Let’s Talk about Commissions

Yes, let’s. If there is ever one topic more heated in fiber crafting, I do not know it. Commissions, the idea of taking commissions, or working on commissions gets a lot of opinions and can make even the calmest yarn-mover get twisted in knots.

First, by definition: commissions is used for anyone crafty-inclined who makes something for someone else and gets paid for it. In a way it’s similar to going to a store and paying for a service, but really the term is used mostly when we think of crafts or hobbies. Usually the format goes – you tell me what you want, I tell you how much it would cost to make, we agree on when things are paid for, I make the thing, you get the thing, I get the money.

Simple enough, right? So why is it such a hot topic for fiber-friends? Let’s consider the world we live in – the consumer/capitalism world. A lot of people are used to paying X dollars for Y item. We’re so used to it that the idea of paying more for it will sometimes stop us from buying the thing all together. Sure, there are circumstances we might pay more, but the factors have to be just right. Example: Think of how much you would pay for a hat to wear in the winter. $5? $10? Depends on where you buy it from, the features you’re looking for in a hat, etc. Would you pay $20 for a winter hat? Maybe if it was supporting a good cause, had a team logo for a team you follow … there are circumstances but they may be far and few between for you. Now would you pay $50 for that same hat? What about $100? The truth of the matter is when you factor in the cost of yarn, the cost of my labour, and accounting for my experience in knitting … I could easily imagine a tab of $100 or more for a knitted hat. How likely are people to pay for it? How often would you use a hat you paid so much for? The reality of commissions are two-fold – most people will likely not pay what my knitting is worth, or I have to undersell my knitting for people to want to use my service.

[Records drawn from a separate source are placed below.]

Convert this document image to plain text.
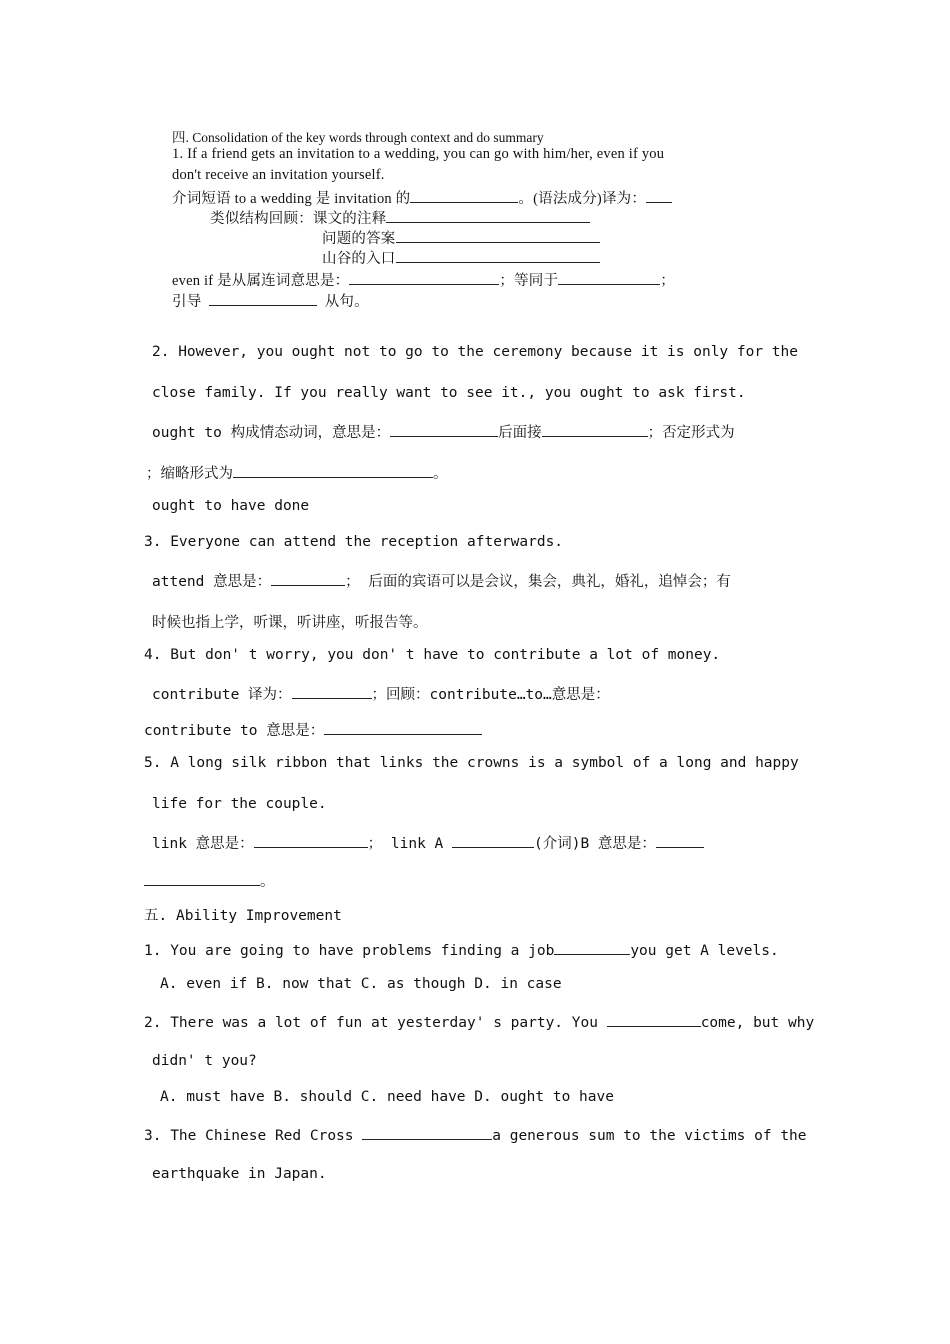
四. Consolidation of the key words through context and do summary
1. If a friend gets an invitation to a wedding, you can go with him/her, even if you
don't receive an invitation yourself.
介词短语 to a wedding 是 invitation 的	。(语法成分)译为：
类似结构回顾：课文的注释
问题的答案
山谷的入口
even if 是从属连词意思是：	；等同于	；
引导	从句。
2. However, you ought not to go to the ceremony because it is only for the
close family. If you really want to see it., you ought to ask first.
ought to 构成情态动词，意思是：	后面接	；否定形式为
；缩略形式为	。
ought to have done
3. Everyone can attend the reception afterwards.
attend 意思是：	； 后面的宾语可以是会议，集会，典礼，婚礼，追悼会；有
时候也指上学，听课，听讲座，听报告等。
4. But don' t worry, you don' t have to contribute a lot of money.
contribute 译为：	；回顾：contribute…to…意思是：
contribute to 意思是：
5. A long silk ribbon that links the crowns is a symbol of a long and happy
life for the couple.
link 意思是：	； link A	(介词)B 意思是：
。
五. Ability Improvement
1. You are going to have problems finding a job	you get A levels.
A. even if B. now that C. as though D. in case
2. There was a lot of fun at yesterday' s party. You	come, but why
didn' t you?
A. must have B. should C. need have D. ought to have
3. The Chinese Red Cross	a generous sum to the victims of the
earthquake in Japan.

So there in lies the debate for fiber-crafters. People not charging enough, people charging too little and getting all the work, or recipients not valuing the finished product enough (not using it enough, not caring for it the right way, or worse – losing it or giving it away). The debate is heated, and I understand all points of it. I don’t want to undervalue my time and skill. At this point I’ve been knitting for over 7 years. While my friends will say that I am a quick and expert knitter, things still take time. Sure, I can knit a hat in a few hours … but that is a few hours of non-stop knitting. That’s just a hat. What about scarves? Shawls? Socks? I love everything about knitting but it’s not a quick hobby. Finished objects can take weeks depending on how much time I have each day to put into it. Finding the right yarn is a big factor – who is getting the knitted item, how easy-care does it need to be, and there can be costs involved for ordering yarn if it’s not easily accessible.

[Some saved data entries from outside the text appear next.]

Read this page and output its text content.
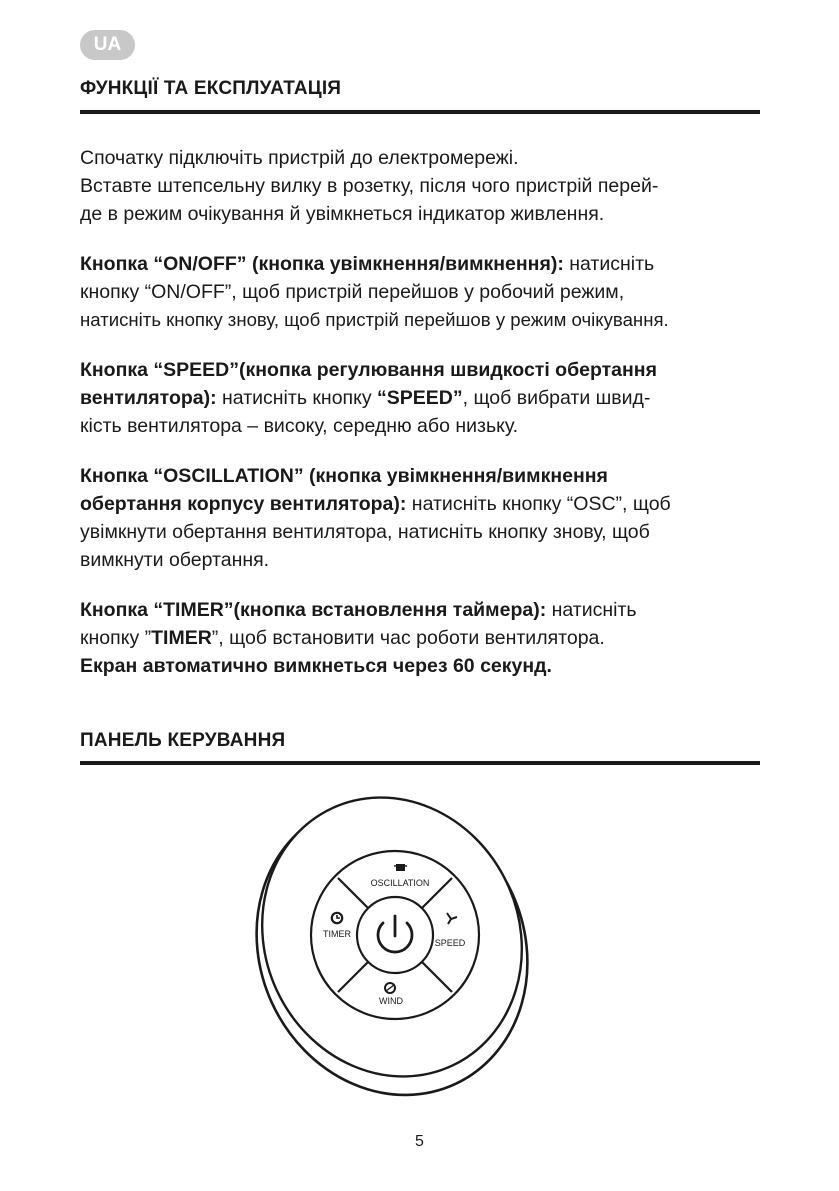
UA
ФУНКЦІЇ ТА ЕКСПЛУАТАЦІЯ

Спочатку підключіть пристрій до електромережі.
Вставте штепсельну вилку в розетку, після чого пристрій перей-
де в режим очікування й увімкнеться індикатор живлення.

Кнопка “ON/OFF” (кнопка увімкнення/вимкнення): натисніть
кнопку “ON/OFF”, щоб пристрій перейшов у робочий режим,
натисніть кнопку знову, щоб пристрій перейшов у режим очікування.

Кнопка “SPEED”(кнопка регулювання швидкості обертання
вентилятора): натисніть кнопку “SPEED”, щоб вибрати швид-
кість вентилятора – високу, середню або низьку.

Кнопка “OSCILLATION” (кнопка увімкнення/вимкнення
обертання корпусу вентилятора): натисніть кнопку “OSC”, щоб
увімкнути обертання вентилятора, натисніть кнопку знову, щоб
вимкнути обертання.

Кнопка “TIMER”(кнопка встановлення таймера): натисніть
кнопку ”TIMER”, щоб встановити час роботи вентилятора.
Екран автоматично вимкнеться через 60 секунд.

ПАНЕЛЬ КЕРУВАННЯ
OSCILLATION
TIMER
SPEED
WIND
5
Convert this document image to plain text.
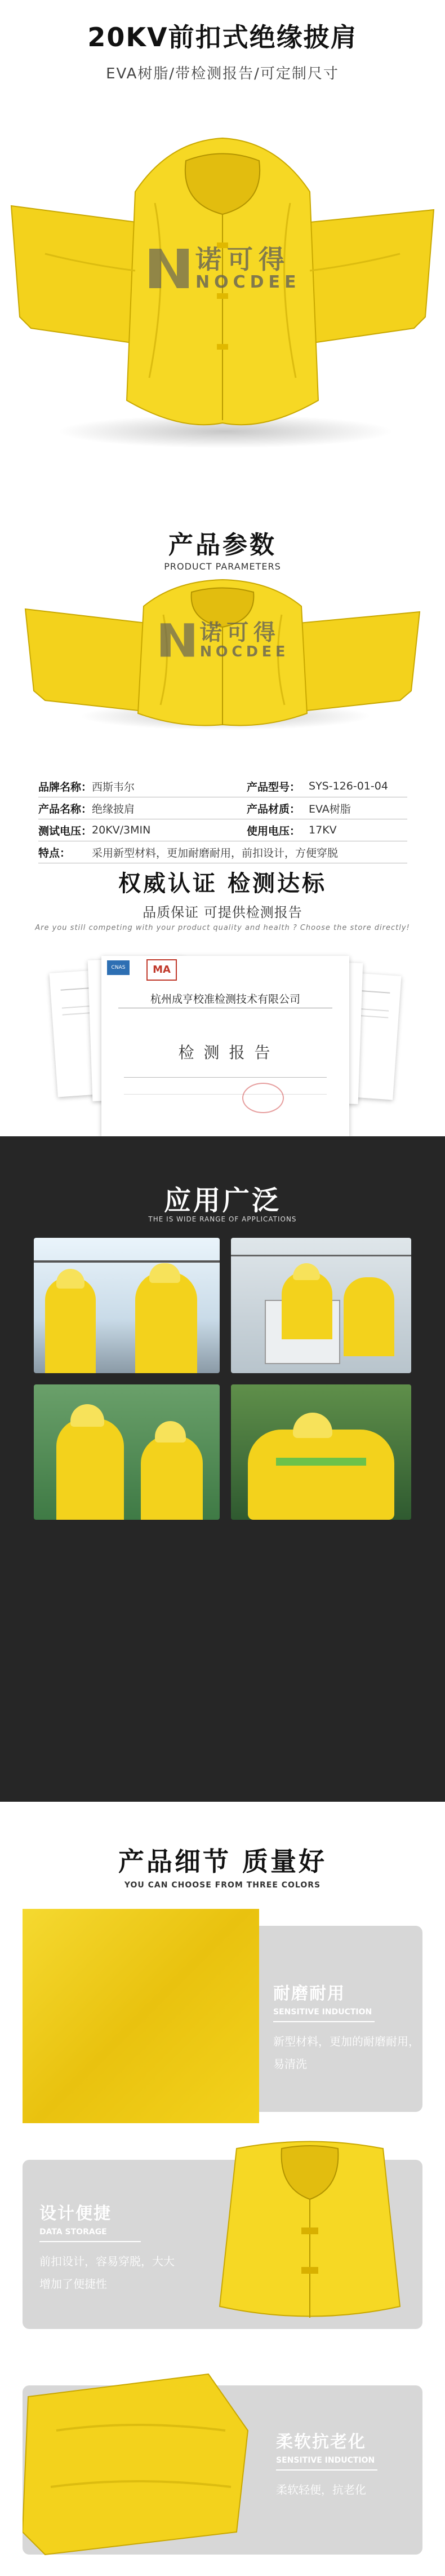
20KV前扣式绝缘披肩
EVA树脂/带检测报告/可定制尺寸
诺可得
NOCDEE
产品参数
PRODUCT PARAMETERS
诺可得
NOCDEE
品牌名称：	西斯韦尔	产品型号：	SYS-126-01-04
产品名称：	绝缘披肩	产品材质：	EVA树脂
测试电压：	20KV/3MIN	使用电压：	17KV
特点：	采用新型材料，更加耐磨耐用，前扣设计，方便穿脱		
权威认证 检测达标
品质保证 可提供检测报告
Are you still competing with your product quality and health ? Choose the store directly!
CNAS	MA
杭州成亨校准检测技术有限公司
检 测 报 告
应用广泛
THE IS WIDE RANGE OF APPLICATIONS
产品细节 质量好
YOU CAN CHOOSE FROM THREE COLORS
耐磨耐用
SENSITIVE INDUCTION
新型材料，更加的耐磨耐用，
易清洗
设计便捷
DATA STORAGE
前扣设计，容易穿脱，大大
增加了便捷性
柔软抗老化
SENSITIVE INDUCTION
柔软轻便，抗老化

The other side, of course, is wanting to actually get the work. Knowing that people will likely never pay the full amount of what something is worth (shawls, blankets, socks … they can run hundreds of dollars), so trying to find that balance between getting fair compensation but putting yourself out there. I’ve got a lot of fiber friends around, who also play with string. It’s hard to make things for people who already have a ton of stuff themselves. Or people in my life who don’t need/want/won’t appreciate knitted things means my pool for gifting knitting is small. I’ve made so many things for myself that making more seems almost foolish, like a waste of yarn. I love the process of knitting more than anything, and I know I don’t wear my finished objects as much as I could/should. So making for someone who will use it has high appeal for me.

And therein lies the rub. The balance. What can I do?
My preference is to trade/barter for knitting more than being outright paid. Most time these people can appreciate my time/skill a bit more, and an exchange of services means I get something I need in exchange for making something they want.
I make mostly for people who appreciate the skill of knitting – so someone who knits themselves but maybe isn’t up to my speed/skill. Someone who appreciates the geeky/nerdiness of knitting and is looking for that special touch.
I like making for people who also craft themselves. Even if it’s completely different (like woodworking), they understand the time/skill required and knows what it’s like to be undersold.

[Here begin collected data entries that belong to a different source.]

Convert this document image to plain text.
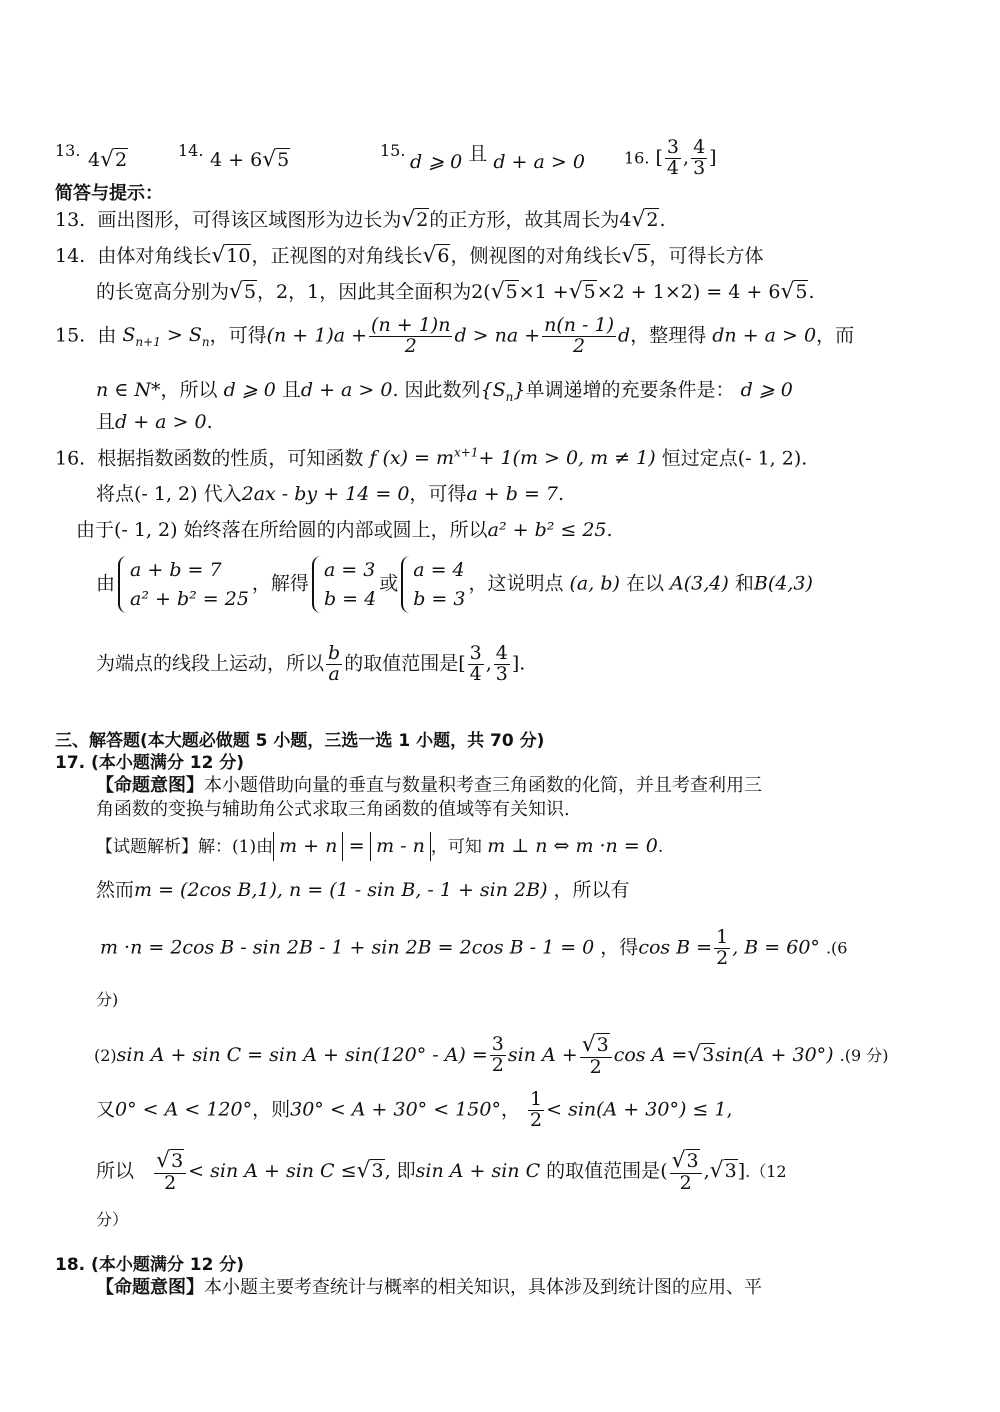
13. 4√2	14. 4 + 6√5	15.
d ⩾ 0 且 d + a > 0 16. [ $\frac{3}{4}$ , $\frac{4}{3}$ ]
简答与提示：
13. 画出图形，可得该区域图形为边长为√2的正方形，故其周长为4√2.
14. 由体对角线长√10，正视图的对角线长√6，侧视图的对角线长√5，可得长方体
的长宽高分别为√5，2，1，因此其全面积为2(√5×1 +√5×2 + 1×2) = 4 + 6√5.
15. 由 $S_{n+1} > S_n$，可得$(n + 1)a + \frac{(n + 1)n}{2}$ d > na + $\frac{n(n - 1)}{2}$ d，整理得 dn + a > 0，而
n ∈ N*，所以 d ⩾ 0 且d + a > 0. 因此数列$\{S_n\}$单调递增的充要条件是： d ⩾ 0
且d + a > 0.
16. 根据指数函数的性质，可知函数 f $(x) = m^{x+1}+ 1(m > 0$, m ≠ 1) 恒过定点(- 1, 2).
将点(- 1, 2) 代入2ax - by + 14 = 0，可得a + b = 7.
由于(- 1, 2) 始终落在所给圆的内部或圆上，所以a² + b² ≤ 25.
由
a + b = 7
a² + b² = 25
，解得
a = 3
b = 4
或
a = 4
b = 3
，这说明点 (a, b) 在以 A(3,4) 和B(4,3)
为端点的线段上运动，所以 $\frac{b}{a}$ 的取值范围是[ $\frac{3}{4}$ , $\frac{4}{3}$ ].
三、解答题(本大题必做题 5 小题，三选一选 1 小题，共 70 分)
17. (本小题满分 12 分)
【命题意图】本小题借助向量的垂直与数量积考查三角函数的化简，并且考查利用三
角函数的变换与辅助角公式求取三角函数的值域等有关知识.
【试题解析】解：(1)由 m + n = m - n ，可知 m ⊥ n ⇔ m ·n = 0.
然而m = (2cos B,1), n = (1 - sin B, - 1 + sin 2B) ，所以有
m ·n = 2cos B - sin 2B - 1 + sin 2B = 2cos B - 1 = 0 ，得$\cos B = \frac{1}{2}$ , B = 60° .(6
分)
(2)sin $A + \sin C = \sin A + \sin(120^\circ - A) = \frac{3}{2}$ $\sin A + \frac{√3}{2}$ cos A =√3sin(A + 30°) .(9 分)
又0° < A < 120°，则30° < A + 30° < 150°， $\frac{1}{2} < \sin(A + 30^\circ) \le 1$,
所以 $\frac{√3}{2} < \sin A + \sin C \le√3$, 即sin A + sin C 的取值范围是( $\frac{√3}{2} ,√3].(12$
分）
18. (本小题满分 12 分)
【命题意图】本小题主要考查统计与概率的相关知识，具体涉及到统计图的应用、平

So knowing all of this, why do I still want to do this? Why am I here, putting myself out there, asking to be your go-to knitter when you need something? Because I love the process of making. I love geeking out hard when I’m making for someone else. It gives me pride to make something personal for someone else. Because this could give me a chance to make something for someone that I wouldn’t make for myself (you want that Doctor Who scarf? Hit me up, we’ll make it happen!) But mostly because I want to cover the world in yarn. I want to make the world a softer squishier place with fiber crafts, and I like knitting pieces of love for people. Few things make me happier than hearing about things I’ve made being used and loved.

So if you’ve ever wanted something handknit, and you think we could reach a bargain we’re both comfortable with – send me a message. My needles are waiting.

Bellas Blanket 03
Miss Bella chillin’ on the blanket I made for her. 

 

One thought on “Let’s Talk about Commissions

  1. I know what you mean about commissions… I’m a knitter and a quilter. People look at my quilts and say “ooh, you should sell those”, but when calculating time and materials, I would need to start at $800 or more for a bed-sized quilt. My general feeling has been that my projects are too valuable to sell. I have to love the recipient and then I give it away.